Take a walk across the 92-year-old Preston Avenue Bridge. See the green button? It's art. So push it. There's suddenly a burst of water in the nearby bayou. No, it's not a fish, it's art. It's called The Big Bubble.

Move down the way and you see a sign that reads authorized personnel only. Keep out. Kind of hard to imagine tourists flocking through the iron fence at the Sabine Street Water Pumping Station.

"I would not endorse placing public artworks in facilities not open to the public," said Jonathan Glus of the Houston Arts Alliance.

The Houston Arts Alliance advertised last year to spend $100,000 on art here even though they knew the place was off limits to the public.

Now the city has decided to build a 55 foot sculpture with a shower head to provide a cooling mist for nearby skaters. The sculpture will likely be seen, but not touched.

No one planned to move the $69,000 art work we found at the poop plant until our story. And the city is back to square one on the plan to bring art to the windows of the new downtown fire station.

"We want something that will depict courage, commitment and compassion of these Houston firefighters," said Chief Phil Boriskie of the Houston Fire Department.

And a flaming bird that's been called the flaming chicken just didn't cut it.

We asked Houston Mayor Bill White what it looked like to him.

"It looked like someone lit up a bird," he replied.

A bird project that's now wasted $25,000 of your dollars.

"I'm glad that we are trying to incorporate art in public buildings," Mayor White said. "Does it always work? Probably not."

"Three months ago when I started asking for the numbers, they couldn't supply me with the numbers," said City of Houston Controller Annise Parker.

We did.

Eight million dollars was put aside, only two civic art projects were finished in years. Those included colored boxes in a park and a painting in a library. But the Houston Arts Alliance promises this year we'll see an art explosion.

"In this fiscal year we anticipate six pieces coming on line," Glus said.

That includes the art at the airport rent car facility that was chosen eight years ago.

"I think the series did bring home to me the need for more accountability and compliance with the grants we do," said Mayor White.

Suspicious numbers on grant reports may be the first place to look. Like the group that claimed they had an audience of 71,203 kids and the exact same number of senior citizens. What a coincidence. There's evidence the city has paid for art tourists haven't seen.

"If someone says they need a certain amount of money to do something they ought to do it," Mayor White told us.

Like the poetry grant. The Houston art that hasn't been read in a public event a year and a half after we bought it. We've read it and here's the first line, 'What is it about a hole?' You can read the rest here.

The poems were supposed to be compiled in a book and published. HAA knew that hadn't happened, but check this out. An HAA grant official tells the poet to claim the full amount anyway.

Are they helping artists get around the rules?

"The Arts Alliance, it's a hard lesson to learn, but they've learned it," Mayor White said.

Art is in the eye of the beholder, even if you don't see the wisdom of investing tax money in lesbian puppet tourism.

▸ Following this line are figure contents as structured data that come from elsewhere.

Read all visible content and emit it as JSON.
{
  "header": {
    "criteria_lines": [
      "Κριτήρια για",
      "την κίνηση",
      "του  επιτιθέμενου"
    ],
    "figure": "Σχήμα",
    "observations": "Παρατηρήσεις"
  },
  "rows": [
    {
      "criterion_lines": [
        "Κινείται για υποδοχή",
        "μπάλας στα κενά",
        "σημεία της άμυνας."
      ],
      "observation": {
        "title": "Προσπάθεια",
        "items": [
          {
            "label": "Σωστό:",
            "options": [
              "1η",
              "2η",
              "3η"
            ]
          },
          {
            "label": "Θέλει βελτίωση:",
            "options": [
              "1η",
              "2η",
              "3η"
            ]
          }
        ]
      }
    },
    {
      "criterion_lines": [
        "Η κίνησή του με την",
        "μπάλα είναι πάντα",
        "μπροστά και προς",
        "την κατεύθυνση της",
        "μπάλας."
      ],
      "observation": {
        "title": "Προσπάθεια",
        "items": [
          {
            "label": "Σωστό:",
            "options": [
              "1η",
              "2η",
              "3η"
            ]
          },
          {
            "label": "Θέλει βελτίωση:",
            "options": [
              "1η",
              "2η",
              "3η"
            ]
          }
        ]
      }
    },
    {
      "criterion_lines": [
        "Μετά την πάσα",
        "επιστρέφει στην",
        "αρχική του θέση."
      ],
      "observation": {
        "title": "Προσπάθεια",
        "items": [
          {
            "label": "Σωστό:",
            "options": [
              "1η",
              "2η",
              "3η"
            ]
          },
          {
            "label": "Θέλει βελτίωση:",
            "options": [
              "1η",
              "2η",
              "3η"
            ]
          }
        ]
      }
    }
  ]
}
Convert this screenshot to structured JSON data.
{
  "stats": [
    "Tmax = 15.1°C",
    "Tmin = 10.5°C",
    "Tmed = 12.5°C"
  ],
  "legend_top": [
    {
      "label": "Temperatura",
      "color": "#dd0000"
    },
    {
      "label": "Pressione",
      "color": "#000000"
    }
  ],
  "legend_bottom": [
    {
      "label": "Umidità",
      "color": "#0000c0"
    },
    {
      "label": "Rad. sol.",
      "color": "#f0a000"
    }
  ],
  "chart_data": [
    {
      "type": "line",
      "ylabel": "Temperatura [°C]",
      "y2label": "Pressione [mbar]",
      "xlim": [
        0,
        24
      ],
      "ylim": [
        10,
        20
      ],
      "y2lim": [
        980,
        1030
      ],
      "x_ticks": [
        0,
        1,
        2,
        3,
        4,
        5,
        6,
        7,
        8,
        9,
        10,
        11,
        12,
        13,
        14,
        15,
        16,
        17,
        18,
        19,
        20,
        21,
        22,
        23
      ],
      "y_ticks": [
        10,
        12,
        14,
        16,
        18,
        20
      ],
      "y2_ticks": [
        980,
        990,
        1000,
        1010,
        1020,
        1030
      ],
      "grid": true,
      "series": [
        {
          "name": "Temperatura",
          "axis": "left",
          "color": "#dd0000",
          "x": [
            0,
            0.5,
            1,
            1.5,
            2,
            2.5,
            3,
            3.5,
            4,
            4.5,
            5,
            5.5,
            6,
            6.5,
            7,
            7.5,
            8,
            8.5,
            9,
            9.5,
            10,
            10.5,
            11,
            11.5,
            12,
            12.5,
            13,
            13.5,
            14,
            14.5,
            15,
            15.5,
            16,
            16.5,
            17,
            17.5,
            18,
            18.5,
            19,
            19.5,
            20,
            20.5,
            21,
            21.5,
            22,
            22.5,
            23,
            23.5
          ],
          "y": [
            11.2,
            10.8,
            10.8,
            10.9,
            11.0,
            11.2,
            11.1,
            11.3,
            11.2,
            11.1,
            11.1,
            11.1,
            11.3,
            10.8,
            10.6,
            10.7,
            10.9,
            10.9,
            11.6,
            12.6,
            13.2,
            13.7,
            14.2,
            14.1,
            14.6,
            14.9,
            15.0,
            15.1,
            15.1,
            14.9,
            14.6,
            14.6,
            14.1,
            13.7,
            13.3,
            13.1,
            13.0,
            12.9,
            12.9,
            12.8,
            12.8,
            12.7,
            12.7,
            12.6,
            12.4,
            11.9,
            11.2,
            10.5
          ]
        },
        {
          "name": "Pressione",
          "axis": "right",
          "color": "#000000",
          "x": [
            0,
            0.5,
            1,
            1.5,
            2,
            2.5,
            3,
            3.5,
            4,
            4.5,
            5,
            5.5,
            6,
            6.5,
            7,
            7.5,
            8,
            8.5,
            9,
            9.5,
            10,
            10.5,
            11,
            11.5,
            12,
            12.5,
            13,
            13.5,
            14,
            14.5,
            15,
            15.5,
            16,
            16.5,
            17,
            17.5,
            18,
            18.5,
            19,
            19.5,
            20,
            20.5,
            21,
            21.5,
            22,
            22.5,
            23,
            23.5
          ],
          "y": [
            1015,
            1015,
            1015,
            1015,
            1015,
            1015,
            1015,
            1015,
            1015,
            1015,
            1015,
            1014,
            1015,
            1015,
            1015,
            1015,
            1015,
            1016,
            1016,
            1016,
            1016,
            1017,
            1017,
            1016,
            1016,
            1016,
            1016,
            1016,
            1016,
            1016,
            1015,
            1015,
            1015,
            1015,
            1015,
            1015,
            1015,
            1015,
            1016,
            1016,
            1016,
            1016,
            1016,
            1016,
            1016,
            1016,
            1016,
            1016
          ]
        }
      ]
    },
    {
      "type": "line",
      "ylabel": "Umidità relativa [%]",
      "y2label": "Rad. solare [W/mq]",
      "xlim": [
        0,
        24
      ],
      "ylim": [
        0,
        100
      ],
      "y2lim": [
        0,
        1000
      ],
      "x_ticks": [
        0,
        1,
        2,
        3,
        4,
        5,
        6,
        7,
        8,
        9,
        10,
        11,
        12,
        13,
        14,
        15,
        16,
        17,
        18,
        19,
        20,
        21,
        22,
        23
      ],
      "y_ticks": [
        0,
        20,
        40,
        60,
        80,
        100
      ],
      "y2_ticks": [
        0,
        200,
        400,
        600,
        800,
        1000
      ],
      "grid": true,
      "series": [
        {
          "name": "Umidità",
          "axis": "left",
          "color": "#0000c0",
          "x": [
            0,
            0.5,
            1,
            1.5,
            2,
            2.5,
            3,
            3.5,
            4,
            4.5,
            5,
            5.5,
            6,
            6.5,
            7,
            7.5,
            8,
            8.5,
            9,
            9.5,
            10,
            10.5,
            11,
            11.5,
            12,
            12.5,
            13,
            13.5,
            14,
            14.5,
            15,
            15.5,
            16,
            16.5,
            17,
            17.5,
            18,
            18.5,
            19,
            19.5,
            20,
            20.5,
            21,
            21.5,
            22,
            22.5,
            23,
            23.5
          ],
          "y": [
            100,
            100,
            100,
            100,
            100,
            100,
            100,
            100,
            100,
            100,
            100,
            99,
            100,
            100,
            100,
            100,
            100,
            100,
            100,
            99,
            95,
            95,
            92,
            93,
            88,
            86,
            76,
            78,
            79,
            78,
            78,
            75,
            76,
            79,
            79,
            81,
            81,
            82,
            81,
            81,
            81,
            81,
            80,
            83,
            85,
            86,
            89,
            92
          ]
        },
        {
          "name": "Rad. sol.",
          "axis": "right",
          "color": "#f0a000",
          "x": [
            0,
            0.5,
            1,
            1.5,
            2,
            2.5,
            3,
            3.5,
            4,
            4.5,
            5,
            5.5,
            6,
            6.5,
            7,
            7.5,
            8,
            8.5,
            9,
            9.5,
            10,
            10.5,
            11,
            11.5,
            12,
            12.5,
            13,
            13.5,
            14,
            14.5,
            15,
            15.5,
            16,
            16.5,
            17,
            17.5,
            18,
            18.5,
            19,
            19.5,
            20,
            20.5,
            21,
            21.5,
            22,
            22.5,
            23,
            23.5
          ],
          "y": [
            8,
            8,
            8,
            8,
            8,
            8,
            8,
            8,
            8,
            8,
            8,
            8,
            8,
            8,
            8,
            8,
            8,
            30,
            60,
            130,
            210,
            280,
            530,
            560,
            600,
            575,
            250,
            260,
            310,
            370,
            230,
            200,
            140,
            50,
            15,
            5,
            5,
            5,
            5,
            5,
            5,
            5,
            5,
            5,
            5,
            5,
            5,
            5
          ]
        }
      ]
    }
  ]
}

"I'm sort of proud for the fact there are grants going out to innovative, alternative arts organizations," Mayor White said. "When I was a kid people thought the Beatles White Album was radical. Now you hear it play in elevators."

So maybe someday cavemen trying to frighten traffic on Allen Parkway or a girl making nice with a Dr. Pepper bottle will sort of be like a Picasso.

Just so you will know. One viewer argued the Dr. Pepper video is art, because it's really mocking the use of sex to market beverages. But back to art that brings in tourists. The city of Houston does have lots of civic art, just most of it was built before we spent millions on art bureaucracy. You can find out where it is here. And if you are coming to town this Thanksgiving weekend, go see our art.